Make what? she asks.
He picks a fallen flower out of the dirt. Let’s make a rose nobody knows.
She pouts, lip like a slug. What do you mean?
Something good.
Good how? she says, but her face has already begun to guess.
Good slow, he suggests.
No, she corrects. Good fast.
Okay. Good fast. Something that’s never been. You start.
She sings a little. He adds some notes. They walk and invent, and the day is the song they’re making. They finish the piece at the keyboard when they get home.
IT BECOMES THEIR rolling litany. Let’s make something. Make what? Something good. Good how? Good and grumpy? No: Good and gentle. Good and treelike. Good like a bird.
Maddy catches them out one evening, giggling at some private nonsense over dinner.

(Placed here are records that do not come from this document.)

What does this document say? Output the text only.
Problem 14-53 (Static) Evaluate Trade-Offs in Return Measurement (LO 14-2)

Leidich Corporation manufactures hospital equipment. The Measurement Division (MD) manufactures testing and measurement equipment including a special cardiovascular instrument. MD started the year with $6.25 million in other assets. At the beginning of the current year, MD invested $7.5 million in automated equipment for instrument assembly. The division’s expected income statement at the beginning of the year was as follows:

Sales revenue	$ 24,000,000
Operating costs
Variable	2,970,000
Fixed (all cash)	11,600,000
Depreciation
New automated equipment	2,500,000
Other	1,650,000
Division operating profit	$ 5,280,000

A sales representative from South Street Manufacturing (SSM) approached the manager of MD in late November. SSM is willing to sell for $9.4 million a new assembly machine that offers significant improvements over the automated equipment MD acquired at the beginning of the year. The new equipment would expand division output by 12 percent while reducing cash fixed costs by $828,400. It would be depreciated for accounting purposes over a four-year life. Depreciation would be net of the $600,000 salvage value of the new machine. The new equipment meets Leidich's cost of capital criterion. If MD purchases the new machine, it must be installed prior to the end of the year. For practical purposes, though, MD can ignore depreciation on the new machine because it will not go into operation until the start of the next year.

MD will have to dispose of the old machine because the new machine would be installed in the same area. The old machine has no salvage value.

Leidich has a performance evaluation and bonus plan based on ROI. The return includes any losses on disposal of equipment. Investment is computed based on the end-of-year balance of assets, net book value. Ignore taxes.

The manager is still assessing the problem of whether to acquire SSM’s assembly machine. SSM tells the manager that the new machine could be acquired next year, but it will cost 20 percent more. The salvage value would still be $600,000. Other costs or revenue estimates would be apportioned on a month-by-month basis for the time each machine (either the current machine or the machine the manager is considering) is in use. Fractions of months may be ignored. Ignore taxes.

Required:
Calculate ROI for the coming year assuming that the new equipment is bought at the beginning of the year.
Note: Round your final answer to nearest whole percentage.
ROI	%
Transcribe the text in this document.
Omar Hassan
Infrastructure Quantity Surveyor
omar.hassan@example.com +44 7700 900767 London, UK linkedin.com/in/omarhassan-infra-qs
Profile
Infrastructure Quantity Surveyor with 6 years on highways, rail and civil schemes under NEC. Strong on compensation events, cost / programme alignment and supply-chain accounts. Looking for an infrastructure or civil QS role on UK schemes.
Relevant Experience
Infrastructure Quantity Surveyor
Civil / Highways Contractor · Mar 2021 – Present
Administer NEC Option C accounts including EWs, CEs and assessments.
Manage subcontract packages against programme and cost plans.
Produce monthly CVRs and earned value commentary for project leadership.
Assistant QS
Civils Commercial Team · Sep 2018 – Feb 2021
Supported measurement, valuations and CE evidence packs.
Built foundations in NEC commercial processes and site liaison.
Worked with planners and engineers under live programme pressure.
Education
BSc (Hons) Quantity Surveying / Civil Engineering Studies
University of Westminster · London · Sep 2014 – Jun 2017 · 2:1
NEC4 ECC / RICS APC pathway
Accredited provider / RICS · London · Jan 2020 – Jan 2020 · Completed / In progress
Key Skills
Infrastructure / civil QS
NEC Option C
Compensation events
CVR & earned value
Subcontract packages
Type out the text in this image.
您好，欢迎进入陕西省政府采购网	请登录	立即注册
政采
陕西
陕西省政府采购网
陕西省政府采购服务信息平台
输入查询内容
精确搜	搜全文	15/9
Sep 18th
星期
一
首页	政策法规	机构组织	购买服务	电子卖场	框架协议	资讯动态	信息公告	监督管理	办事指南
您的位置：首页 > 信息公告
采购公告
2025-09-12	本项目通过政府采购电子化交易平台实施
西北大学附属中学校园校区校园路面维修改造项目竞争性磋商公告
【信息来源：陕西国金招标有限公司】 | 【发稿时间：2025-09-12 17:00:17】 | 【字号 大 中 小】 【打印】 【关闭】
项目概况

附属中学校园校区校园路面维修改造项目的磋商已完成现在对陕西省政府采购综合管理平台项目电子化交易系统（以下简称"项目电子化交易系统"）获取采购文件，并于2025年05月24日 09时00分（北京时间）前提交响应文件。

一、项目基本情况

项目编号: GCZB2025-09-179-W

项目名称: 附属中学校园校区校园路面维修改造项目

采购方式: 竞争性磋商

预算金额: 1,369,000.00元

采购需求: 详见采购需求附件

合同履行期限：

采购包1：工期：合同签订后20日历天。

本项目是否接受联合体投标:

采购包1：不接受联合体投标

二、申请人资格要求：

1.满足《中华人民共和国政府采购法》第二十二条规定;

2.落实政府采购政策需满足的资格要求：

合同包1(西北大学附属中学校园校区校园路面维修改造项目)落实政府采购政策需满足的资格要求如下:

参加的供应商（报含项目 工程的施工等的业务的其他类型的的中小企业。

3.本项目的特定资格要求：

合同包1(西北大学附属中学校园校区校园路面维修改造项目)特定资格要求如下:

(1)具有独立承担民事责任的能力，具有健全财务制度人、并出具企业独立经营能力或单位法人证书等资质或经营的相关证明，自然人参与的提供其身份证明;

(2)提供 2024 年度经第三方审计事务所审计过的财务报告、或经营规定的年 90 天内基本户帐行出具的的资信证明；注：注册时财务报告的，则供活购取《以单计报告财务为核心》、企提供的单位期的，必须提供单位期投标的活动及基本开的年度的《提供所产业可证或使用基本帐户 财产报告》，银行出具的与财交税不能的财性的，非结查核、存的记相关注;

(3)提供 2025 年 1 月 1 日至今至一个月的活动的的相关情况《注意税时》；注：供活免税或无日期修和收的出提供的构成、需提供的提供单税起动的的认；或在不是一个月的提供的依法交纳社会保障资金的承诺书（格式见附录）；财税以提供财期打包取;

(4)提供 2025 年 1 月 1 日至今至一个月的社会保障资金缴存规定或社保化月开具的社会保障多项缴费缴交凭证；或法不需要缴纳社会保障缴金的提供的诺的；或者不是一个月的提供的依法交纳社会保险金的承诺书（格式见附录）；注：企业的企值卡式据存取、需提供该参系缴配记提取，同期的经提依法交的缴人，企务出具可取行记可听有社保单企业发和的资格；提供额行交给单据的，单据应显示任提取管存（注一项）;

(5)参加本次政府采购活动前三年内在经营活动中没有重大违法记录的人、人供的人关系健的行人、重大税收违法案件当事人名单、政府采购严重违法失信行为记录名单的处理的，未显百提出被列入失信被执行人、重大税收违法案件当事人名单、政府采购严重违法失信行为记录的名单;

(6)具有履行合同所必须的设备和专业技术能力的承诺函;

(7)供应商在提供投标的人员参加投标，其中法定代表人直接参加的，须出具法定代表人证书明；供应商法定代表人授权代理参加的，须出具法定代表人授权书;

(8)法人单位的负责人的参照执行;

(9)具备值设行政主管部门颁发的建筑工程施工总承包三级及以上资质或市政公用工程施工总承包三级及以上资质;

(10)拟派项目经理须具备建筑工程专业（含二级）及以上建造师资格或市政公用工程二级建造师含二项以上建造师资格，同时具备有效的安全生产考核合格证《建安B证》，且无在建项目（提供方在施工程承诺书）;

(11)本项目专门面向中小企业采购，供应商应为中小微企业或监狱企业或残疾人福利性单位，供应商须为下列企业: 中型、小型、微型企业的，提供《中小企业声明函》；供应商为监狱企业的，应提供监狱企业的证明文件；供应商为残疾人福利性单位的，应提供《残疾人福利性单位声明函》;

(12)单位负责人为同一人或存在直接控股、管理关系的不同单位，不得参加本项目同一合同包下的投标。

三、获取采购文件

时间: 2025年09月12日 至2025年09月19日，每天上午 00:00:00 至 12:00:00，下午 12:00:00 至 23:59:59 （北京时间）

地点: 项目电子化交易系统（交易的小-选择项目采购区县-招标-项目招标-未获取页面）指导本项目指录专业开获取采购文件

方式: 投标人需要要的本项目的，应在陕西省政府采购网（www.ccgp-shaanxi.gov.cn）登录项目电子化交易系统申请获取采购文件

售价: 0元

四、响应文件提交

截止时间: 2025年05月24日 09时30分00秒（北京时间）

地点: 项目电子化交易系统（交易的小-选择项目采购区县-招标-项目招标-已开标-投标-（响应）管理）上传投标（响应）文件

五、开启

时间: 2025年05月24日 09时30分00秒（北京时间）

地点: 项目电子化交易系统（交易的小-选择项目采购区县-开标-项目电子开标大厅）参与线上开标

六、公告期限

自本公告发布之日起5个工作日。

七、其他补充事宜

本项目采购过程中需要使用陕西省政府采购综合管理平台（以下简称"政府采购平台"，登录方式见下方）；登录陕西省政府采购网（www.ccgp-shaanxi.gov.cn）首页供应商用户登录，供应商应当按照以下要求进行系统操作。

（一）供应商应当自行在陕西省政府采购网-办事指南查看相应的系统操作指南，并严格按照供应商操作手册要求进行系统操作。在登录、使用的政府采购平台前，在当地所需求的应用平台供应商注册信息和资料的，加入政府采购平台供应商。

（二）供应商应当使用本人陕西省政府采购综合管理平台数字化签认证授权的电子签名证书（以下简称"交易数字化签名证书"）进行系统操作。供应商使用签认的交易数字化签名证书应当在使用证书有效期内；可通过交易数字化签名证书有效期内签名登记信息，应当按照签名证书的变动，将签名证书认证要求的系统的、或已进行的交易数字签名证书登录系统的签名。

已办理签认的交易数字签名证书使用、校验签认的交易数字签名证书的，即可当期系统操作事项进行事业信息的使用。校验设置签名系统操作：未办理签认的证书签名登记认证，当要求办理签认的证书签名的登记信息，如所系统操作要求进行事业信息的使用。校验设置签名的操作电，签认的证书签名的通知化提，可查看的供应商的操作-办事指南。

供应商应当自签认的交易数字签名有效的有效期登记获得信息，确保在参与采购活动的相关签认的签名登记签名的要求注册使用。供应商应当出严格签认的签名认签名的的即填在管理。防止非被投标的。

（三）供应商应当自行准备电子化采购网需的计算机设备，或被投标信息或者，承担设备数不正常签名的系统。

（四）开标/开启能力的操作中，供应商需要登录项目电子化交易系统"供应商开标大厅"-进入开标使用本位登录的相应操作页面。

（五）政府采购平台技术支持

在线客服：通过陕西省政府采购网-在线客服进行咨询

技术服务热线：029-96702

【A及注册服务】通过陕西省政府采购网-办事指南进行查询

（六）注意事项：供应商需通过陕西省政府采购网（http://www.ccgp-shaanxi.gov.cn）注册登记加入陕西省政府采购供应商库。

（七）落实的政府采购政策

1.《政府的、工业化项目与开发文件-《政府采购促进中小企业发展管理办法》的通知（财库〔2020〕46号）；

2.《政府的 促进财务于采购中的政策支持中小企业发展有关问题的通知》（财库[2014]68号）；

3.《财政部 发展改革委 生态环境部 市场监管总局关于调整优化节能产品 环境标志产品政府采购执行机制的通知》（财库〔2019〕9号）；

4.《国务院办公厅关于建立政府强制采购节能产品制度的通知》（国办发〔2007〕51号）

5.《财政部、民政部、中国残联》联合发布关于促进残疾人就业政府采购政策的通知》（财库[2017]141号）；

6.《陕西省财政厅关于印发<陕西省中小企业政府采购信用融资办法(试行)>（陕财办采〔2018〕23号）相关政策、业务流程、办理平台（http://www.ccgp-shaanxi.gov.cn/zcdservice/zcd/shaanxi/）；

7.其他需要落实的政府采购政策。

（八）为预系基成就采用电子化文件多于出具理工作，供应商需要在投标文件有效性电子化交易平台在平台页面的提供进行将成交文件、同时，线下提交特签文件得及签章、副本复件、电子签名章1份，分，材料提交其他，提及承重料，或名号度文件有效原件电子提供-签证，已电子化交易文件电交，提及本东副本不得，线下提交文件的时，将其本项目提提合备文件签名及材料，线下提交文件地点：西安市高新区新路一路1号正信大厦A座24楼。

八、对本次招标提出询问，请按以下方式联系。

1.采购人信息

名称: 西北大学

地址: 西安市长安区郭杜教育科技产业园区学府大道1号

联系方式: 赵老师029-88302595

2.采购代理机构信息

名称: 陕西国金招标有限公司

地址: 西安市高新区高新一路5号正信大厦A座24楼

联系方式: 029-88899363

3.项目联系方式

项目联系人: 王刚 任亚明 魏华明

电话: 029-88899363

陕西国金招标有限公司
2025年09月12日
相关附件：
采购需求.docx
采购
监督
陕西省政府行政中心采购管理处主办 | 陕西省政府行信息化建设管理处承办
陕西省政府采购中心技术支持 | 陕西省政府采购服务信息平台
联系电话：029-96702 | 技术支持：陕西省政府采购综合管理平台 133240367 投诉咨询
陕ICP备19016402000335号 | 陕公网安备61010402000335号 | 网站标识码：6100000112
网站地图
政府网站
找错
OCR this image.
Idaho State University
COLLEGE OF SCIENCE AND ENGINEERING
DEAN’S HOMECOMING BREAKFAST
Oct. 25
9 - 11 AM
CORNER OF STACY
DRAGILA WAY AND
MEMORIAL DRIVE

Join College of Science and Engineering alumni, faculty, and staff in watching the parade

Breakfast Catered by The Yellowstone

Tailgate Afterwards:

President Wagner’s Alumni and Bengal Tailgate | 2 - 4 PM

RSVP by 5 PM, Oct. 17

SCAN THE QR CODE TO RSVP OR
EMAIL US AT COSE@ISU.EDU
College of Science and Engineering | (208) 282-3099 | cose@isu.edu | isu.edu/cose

What is it with you two? What’s the big secret these days?
Secret what? Els says, words that send his daughter into hysterics.
Sara holds her finger up, japing. Tips her head. Secret good!
Maddy swats at them. Fine! Be that way.
Jealous? Els asks.
Maddy stands and clears the dishes. Forget I asked.
Sara, anxious: No, Mom! You can know. We’re making things.
What kind of things?
Songs. Songs that nobody knows.
HE FINDS THE girl on the day after Christmas, under the small blue spruce filled with popcorn strings and paper ornaments, laying out her new alphabet blocks in patterns on the floor. She spaces them at varied distances, in gaps that she adjusts and readjusts until each one is perfect.
Els watches awhile, but can’t break the code. Bear? What are you making?
They’re our songs , she tells him. Look.
And she shows him how the system works. The distance between blocks, the height in the line, the colors like the keys of her xylophone: she’s invented notation. Written down secrets for the distant future, for no one, or for anyone who wants to hear. Els can’t stop looking — at the blocks, at the score, at the girl. It’s music from out of something that, a few dozen months before, was nothing but the sequences hidden in a single cell.